Data Analysis with Spreadsheets — Excel & Spreadsheets

In 2020, England lost nearly 16,000 COVID test results because of an Excel row limit

Public Health England was tracking COVID-19 test results in an Excel spreadsheet. They were using the older .xls format, which maxes out at 65,536 rows. When the dataset grew past that limit, new rows simply vanished. Nearly 16,000 positive test results were silently lost — meaning thousands of infected people were never contacted for contact tracing during a critical period of the pandemic.

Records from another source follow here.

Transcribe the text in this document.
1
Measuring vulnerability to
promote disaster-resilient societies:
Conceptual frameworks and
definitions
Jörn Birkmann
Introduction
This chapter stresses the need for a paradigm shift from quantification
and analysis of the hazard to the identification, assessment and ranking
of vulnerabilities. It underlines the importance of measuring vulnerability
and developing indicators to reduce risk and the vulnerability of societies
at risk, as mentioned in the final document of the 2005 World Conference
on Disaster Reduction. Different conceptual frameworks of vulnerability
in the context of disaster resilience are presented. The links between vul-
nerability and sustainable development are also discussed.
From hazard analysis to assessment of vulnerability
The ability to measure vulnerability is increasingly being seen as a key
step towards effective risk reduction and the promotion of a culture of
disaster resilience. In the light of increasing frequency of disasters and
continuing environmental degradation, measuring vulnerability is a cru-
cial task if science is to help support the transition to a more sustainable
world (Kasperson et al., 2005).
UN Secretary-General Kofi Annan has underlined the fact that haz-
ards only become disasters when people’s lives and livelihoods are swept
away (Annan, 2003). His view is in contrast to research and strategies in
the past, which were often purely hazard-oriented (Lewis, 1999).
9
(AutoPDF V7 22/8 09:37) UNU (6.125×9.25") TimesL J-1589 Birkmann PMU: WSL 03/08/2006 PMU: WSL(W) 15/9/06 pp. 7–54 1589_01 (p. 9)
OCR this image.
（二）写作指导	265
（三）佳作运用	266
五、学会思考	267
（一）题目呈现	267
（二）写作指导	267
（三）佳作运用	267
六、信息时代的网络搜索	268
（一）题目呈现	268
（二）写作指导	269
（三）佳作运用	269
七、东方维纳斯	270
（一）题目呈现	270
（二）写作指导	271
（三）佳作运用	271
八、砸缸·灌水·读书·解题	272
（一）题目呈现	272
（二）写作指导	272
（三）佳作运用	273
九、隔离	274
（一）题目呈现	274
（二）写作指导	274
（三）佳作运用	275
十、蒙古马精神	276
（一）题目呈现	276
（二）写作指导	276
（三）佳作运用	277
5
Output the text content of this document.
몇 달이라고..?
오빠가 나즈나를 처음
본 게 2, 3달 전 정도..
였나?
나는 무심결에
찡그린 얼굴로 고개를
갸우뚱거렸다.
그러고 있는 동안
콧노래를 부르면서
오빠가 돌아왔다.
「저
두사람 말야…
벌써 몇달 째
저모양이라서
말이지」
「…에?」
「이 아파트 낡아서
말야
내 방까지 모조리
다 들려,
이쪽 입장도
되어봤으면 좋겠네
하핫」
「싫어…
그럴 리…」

The problem was not that someone wrote a bad formula. The problem was that no one had set up the data for proper analysis — no structured table, no validation, no overflow checks. Raw data was dumped into a spreadsheet with no guardrails.

This module teaches you how to analyze data in spreadsheets without losing it, breaking it, or misreading it.

16000COVID test results lost

65536row limit in old .xls format

1048576row limit in modern .xlsx

Sorting: the simplest analysis you can do

Sorting rearranges your data by one or more columns. It sounds trivial, but sorting is how you answer questions like "Who are our top 10 customers?" or "Which product sold the least last quarter?"

Single-column sort: Click any cell in the column, then Data → Sort A-Z (ascending) or Z-A (descending).

Multi-level sort: Data → Sort → Add Level. Example: Sort by Region first, then by Sales (largest to smallest) within each region.

⚠️The partial-sort disaster

If you select only column B and sort, Excel may sort *just that column* — disconnecting it from the rest of your data. Suddenly, customer names are matched with the wrong order totals. Always make sure your entire data range is selected, or better yet, use structured tables (covered below) that prevent this entirely.

Custom sort orders: Need to sort months chronologically instead of alphabetically (which puts April before January)? Custom sort lets you define your own order: Jan, Feb, Mar, Apr... instead of Apr, Aug, Dec, Feb.

Filtering: show only what matters

Filters hide rows that do not match your criteria — without deleting them. The data is still there; you just cannot see the irrelevant parts.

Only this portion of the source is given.